Como podréis deducir de la imagen, este es mi peluche irremplazable de la infancia. No recuerdo desde cuando lo tengo, ni por qué pasó a ser mi favorito, pudo ser la textura, la sensación, el momento en el que me lo dieron… supongo que un conjunto de todas. De pequeña, mis padres trabajaban ciertos días de noche, por lo que pasaba muchas noches durmiendo con mi abuela. Este peluche me acompañaba en esos paseos andando a su casa, con la cabeza asomando por un lateral de mi mochila “para que pudiese respirar” y más tarde, pasaba a formar parte de la nueva cama.
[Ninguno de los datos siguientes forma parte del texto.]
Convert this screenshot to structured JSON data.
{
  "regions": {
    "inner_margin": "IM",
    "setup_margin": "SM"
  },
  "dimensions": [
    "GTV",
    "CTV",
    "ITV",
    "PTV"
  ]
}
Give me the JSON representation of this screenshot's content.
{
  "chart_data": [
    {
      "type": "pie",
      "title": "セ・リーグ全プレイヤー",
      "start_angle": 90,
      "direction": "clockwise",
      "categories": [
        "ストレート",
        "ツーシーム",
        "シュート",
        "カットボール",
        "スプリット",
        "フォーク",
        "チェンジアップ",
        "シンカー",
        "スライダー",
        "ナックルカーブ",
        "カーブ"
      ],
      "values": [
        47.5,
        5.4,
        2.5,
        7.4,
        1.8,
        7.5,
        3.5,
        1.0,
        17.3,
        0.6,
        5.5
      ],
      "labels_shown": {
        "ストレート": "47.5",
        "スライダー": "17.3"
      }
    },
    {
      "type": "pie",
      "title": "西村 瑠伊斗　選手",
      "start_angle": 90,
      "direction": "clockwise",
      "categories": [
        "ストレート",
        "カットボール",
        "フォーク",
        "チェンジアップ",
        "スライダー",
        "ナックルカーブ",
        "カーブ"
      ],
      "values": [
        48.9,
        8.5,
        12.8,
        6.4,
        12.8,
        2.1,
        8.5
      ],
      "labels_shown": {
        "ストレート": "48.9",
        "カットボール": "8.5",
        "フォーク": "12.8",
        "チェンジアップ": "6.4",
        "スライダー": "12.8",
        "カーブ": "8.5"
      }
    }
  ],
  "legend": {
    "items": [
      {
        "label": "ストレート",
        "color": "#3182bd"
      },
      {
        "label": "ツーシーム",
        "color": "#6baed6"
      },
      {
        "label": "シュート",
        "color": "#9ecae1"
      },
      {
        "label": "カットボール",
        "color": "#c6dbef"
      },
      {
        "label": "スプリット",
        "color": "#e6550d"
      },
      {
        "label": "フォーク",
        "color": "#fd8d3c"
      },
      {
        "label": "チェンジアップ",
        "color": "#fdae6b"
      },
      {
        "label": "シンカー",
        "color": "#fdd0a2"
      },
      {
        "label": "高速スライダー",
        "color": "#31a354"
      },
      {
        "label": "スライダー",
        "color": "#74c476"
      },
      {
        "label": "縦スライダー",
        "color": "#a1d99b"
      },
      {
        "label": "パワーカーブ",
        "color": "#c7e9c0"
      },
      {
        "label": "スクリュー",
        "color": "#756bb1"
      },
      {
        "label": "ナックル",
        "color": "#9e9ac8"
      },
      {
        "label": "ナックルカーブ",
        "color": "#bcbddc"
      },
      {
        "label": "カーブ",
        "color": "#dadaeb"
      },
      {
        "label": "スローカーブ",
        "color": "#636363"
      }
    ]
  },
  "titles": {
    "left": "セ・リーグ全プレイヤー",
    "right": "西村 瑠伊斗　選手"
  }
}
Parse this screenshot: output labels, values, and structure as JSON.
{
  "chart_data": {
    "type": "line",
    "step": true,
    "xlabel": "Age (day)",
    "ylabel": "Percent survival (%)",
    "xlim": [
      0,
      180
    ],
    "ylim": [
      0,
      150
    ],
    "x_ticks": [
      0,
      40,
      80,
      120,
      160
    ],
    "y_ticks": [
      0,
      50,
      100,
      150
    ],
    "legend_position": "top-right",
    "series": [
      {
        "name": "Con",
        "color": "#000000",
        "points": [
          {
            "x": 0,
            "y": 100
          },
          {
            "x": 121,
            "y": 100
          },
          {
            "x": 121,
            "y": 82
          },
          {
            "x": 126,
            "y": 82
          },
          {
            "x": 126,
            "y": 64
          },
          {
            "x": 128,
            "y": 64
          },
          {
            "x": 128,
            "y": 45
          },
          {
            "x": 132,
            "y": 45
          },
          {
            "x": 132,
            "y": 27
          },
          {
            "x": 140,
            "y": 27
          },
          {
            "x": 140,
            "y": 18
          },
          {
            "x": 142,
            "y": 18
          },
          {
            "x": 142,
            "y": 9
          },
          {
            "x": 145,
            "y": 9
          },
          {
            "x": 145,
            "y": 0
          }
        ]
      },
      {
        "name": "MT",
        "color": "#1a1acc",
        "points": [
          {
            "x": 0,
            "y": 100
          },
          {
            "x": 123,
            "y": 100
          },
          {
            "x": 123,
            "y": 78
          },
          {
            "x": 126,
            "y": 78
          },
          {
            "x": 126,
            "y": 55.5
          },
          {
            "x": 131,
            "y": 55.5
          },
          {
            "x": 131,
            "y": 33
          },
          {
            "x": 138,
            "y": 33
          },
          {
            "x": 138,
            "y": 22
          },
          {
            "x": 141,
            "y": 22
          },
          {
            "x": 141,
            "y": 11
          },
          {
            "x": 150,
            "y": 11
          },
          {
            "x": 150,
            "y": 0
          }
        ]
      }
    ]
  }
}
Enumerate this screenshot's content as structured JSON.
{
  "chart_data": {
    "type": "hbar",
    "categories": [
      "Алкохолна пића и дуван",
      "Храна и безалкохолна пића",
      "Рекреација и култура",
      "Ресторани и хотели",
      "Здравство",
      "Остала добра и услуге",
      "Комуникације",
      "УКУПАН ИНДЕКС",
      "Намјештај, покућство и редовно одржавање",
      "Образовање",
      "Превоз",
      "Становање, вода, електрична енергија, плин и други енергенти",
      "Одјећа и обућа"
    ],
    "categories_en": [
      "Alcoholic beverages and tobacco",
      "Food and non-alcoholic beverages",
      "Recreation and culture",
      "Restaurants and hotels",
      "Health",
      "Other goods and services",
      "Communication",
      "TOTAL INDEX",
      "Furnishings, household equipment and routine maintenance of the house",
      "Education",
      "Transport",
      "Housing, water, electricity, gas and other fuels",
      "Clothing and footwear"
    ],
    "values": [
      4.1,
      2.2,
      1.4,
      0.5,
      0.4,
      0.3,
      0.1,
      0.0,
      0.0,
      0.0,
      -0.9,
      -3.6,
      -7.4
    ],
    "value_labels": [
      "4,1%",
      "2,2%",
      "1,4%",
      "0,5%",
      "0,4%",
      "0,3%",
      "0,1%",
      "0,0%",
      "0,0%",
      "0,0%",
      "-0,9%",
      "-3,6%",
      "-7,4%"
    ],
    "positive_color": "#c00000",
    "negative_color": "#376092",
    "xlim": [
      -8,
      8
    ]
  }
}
Era mi apoyo nocturno más grande, no solo mentalmente, sino también de manera literal, ya que era una extensión de mi almohada, estaba siembre debajo de mi barbilla, sujetándome parte de la cabeza. Esta vaca sin nombre fue determinante de muchas elecciones en mi infancia, ya que la sensación de seguridad que me transmitía desembocó en un especial gusto por todo lo relacionado con las vacas, obtuve souvenirs, un bolso, un cojín, una hucha, etc., todo ello con forma o estampado de vaca. Por un tiempo, el cojín pudo llegar a sustituir al peluche, supongo que por su semejante función durante las noches, pero a día de hoy puedo confirmar que nunca ningún objeto pudo remplazarla. Actualmente permanece guardada en una caja al fondo del armario, por miedo al deterioro, pero no descarto que algún día vuelva a estar sobre mi cama, ya que al sacarla para hacerle la foto lo primero que he hecho ha sido abrazarla y olerla, como en los viejos tiempos. Hasta hace pocos años, este peluche es lo que se me aparecía en la mente cada vez que pensaba, ¿qué cogería si se quemara mi casa? Y a día de hoy, es lo único que se me ha venido a la mente cuando he tenido que escribir sobre mi patrimonio personal.